Biz henüz Avrupa Birliği’ne üye olmuş değiliz. Ve üye olmadığımız halde Euro bölgesine girelim diye bir düşüncemiz olduğu şimdiye kadar hiç açıklanmadığına göre böyle bir düşüncemiz yok demektir. Bu durumda Euro bölgesine girip girmemek niçin bizim konumuz oluyor? Bu bir soru.
Bizim TL bölgesi (TL currency zone) kurmamız için kendi paralarını TL’ye bağlayacak (peg edecek) ülkeler olması ve bu ülkelerin kendi paralarını öteki ülke paralarına TL dönüşüm kurlarıyla çeviriyor olması gerekli. Böyle bir durum yok. Bu bir gerçek.
Bizim TL zone yapmamız için TL’sını kendi para birimi olarak benimseyecek ülkeler olması gerekli. Türkiye ve KKTC dışında bizim paramızı kendi parası olarak benimsemiş ülke yok. Yani TL üzerinden bir optimum para bölgesi kurma olasılığımız söz konusu değil. Bu da bir başka gerçek.
Gerçekte olan şey komşu bazı ülkelerle yapılan ticaretin bir bölümünde TL ile alış veriş yapılmasıdır. Bu alış verişten bir para bölgesi yaratılmaz.
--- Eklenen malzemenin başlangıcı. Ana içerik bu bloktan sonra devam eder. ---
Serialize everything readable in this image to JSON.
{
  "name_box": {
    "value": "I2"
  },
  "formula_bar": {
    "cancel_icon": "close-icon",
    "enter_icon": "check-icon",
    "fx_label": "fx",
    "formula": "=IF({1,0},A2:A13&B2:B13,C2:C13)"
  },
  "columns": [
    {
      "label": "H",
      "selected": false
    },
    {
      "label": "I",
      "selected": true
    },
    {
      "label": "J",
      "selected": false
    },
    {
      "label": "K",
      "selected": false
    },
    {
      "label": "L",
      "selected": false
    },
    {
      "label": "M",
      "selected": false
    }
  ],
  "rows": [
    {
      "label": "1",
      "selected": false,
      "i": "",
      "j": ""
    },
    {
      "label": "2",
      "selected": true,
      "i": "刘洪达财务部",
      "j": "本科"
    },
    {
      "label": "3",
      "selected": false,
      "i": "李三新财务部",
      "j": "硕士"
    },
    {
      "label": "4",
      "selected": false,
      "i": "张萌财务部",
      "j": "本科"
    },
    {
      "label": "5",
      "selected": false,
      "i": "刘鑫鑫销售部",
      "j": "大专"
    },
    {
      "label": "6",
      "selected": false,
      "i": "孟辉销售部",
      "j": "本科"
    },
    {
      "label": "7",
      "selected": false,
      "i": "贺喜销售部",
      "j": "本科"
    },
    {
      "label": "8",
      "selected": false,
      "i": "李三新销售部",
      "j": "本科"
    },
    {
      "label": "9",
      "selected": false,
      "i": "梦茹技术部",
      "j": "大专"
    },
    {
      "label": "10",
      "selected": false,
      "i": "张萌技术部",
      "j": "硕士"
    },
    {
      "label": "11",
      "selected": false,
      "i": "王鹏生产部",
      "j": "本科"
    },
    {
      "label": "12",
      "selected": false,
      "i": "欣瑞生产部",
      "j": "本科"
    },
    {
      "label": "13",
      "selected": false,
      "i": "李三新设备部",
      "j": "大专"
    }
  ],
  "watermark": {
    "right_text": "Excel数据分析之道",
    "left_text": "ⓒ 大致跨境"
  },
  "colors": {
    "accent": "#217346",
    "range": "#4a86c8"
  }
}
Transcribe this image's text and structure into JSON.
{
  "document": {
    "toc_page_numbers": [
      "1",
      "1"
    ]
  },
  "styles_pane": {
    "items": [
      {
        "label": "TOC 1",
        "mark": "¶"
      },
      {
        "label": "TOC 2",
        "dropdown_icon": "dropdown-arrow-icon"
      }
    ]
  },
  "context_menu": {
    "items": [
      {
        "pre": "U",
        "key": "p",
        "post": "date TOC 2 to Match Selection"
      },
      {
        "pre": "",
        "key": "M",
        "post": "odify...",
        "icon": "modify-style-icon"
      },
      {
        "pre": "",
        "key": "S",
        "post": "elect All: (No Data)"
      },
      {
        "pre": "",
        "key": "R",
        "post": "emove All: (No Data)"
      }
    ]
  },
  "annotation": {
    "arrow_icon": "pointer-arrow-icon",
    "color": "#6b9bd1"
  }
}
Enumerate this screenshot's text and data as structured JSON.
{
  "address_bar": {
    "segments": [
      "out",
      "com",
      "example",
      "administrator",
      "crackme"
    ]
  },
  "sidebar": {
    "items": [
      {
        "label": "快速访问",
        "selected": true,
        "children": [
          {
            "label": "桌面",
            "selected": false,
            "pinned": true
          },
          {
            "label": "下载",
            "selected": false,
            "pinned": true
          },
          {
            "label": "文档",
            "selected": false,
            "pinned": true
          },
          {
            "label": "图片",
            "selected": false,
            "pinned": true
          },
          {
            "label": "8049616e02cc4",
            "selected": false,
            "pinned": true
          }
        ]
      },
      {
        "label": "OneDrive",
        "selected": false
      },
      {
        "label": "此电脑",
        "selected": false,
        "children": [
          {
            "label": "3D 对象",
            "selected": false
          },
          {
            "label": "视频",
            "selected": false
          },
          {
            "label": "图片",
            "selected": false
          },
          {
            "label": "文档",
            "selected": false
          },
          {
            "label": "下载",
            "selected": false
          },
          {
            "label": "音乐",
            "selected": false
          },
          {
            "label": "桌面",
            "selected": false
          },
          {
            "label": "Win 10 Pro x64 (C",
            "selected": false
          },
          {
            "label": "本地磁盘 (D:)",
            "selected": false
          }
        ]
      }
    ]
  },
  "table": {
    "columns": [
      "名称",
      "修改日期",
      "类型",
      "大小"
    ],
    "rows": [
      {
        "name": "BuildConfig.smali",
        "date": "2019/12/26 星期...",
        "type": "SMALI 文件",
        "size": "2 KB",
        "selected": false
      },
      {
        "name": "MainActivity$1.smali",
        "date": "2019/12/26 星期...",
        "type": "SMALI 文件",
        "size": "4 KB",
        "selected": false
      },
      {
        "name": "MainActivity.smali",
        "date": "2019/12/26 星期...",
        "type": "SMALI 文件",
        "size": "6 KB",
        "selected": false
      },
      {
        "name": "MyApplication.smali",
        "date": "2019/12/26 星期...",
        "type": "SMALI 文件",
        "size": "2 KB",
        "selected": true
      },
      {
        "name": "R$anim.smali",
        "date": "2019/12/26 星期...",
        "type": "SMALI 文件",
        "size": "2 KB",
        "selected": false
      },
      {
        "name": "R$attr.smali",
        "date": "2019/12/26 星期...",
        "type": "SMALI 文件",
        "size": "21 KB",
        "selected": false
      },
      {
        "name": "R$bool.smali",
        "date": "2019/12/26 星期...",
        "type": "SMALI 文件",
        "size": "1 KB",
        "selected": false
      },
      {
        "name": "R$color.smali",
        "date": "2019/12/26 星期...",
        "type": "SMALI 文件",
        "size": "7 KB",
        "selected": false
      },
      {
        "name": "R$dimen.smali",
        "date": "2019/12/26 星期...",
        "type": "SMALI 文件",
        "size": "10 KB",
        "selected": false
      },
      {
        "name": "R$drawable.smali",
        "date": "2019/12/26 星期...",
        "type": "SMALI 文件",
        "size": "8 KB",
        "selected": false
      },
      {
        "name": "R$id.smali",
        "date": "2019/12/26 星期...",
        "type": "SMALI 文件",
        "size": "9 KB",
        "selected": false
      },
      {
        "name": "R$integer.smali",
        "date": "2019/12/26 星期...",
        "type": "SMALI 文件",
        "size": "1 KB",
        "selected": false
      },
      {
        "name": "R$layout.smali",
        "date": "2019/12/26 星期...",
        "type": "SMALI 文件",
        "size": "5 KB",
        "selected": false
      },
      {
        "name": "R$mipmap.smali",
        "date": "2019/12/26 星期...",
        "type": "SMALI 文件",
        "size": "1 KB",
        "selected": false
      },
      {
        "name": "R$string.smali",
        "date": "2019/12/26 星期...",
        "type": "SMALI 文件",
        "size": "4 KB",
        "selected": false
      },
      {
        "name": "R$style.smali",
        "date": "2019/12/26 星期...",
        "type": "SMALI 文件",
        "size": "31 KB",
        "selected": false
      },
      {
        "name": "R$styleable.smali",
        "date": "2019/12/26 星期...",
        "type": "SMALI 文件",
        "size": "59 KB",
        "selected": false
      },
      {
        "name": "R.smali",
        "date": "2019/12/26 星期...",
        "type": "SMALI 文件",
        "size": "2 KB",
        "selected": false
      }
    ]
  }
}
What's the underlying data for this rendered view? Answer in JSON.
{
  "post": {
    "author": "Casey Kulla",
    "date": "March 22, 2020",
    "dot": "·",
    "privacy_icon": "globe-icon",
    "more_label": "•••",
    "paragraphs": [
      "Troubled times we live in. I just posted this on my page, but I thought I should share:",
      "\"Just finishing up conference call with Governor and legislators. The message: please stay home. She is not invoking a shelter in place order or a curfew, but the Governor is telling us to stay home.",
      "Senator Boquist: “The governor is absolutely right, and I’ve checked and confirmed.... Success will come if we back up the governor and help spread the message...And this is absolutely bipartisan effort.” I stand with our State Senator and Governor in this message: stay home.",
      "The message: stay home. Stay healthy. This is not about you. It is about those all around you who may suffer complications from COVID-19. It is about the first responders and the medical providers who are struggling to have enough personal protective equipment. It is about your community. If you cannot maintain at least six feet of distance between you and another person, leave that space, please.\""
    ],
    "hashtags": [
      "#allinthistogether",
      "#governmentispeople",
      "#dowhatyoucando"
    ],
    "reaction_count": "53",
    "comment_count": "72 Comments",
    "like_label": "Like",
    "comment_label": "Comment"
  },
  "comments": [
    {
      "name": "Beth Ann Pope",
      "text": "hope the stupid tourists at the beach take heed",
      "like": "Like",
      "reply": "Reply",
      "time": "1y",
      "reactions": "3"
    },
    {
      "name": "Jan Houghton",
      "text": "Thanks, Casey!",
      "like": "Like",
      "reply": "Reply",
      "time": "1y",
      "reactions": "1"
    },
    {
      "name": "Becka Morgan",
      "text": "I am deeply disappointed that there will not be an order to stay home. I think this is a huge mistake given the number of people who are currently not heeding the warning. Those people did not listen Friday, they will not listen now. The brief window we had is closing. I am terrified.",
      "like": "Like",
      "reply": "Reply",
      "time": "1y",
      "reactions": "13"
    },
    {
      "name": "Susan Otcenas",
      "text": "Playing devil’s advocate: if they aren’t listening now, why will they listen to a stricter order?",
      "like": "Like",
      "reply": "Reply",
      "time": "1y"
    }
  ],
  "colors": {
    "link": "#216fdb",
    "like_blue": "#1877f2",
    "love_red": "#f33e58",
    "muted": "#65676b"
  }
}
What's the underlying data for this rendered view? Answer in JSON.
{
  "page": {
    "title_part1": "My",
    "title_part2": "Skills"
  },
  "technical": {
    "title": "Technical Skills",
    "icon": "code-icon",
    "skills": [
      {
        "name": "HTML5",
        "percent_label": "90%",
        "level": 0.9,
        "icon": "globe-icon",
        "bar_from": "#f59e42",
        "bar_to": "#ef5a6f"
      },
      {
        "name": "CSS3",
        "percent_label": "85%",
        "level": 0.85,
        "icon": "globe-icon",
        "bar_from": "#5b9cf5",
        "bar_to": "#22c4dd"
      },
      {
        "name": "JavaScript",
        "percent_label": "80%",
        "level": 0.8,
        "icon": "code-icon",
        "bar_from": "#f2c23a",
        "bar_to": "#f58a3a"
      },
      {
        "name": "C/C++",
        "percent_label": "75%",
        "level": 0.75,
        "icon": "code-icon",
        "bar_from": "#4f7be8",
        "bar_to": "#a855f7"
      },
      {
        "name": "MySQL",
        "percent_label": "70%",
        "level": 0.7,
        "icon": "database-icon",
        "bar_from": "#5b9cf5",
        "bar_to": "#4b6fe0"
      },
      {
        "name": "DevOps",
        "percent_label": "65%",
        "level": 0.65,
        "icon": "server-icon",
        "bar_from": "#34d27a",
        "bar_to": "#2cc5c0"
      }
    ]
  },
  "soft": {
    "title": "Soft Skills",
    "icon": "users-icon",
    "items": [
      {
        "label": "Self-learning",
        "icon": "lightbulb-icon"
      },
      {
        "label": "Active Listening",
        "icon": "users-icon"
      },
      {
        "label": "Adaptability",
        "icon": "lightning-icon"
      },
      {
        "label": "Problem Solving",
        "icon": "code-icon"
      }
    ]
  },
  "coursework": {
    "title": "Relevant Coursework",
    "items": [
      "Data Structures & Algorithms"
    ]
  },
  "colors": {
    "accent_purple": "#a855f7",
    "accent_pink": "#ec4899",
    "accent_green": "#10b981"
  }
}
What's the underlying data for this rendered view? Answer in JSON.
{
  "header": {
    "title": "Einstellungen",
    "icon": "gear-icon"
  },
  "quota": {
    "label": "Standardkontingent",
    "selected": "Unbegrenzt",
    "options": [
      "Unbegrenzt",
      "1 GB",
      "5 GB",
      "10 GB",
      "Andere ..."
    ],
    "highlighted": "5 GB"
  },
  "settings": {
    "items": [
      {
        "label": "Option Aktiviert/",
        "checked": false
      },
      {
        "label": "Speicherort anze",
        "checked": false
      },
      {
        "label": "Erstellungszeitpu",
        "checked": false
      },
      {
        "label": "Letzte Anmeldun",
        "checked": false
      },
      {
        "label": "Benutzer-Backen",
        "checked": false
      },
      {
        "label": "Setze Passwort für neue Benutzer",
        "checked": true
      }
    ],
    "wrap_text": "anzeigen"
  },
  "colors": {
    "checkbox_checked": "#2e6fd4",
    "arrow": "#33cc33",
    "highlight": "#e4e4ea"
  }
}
Unutmamak gerekir ki onlar da TL’yi ya bizden mal almak için kullanıyorlar ya da dolara veya Euro’ya çeviriyorlar. Yani burada aracılığı yapan yine Dolar, Euro ya da altın. Bu şekilde doğmuş bir alış veriş işleminde TL’nin kullanılmasının ekonomi biliminde adı ticarette bir ülkenin parasının kullanılabilmesidir. Esasen TL, bölgedeki tek konvertibl para olduğu için bunda şaşılacak bir şey de yok. Bu alış verişi geliştirmeye çalışmak iyi bir şeydir. Ama para bölgesi bu yolla kurulmaz. Kavram karışıklığı buradadır.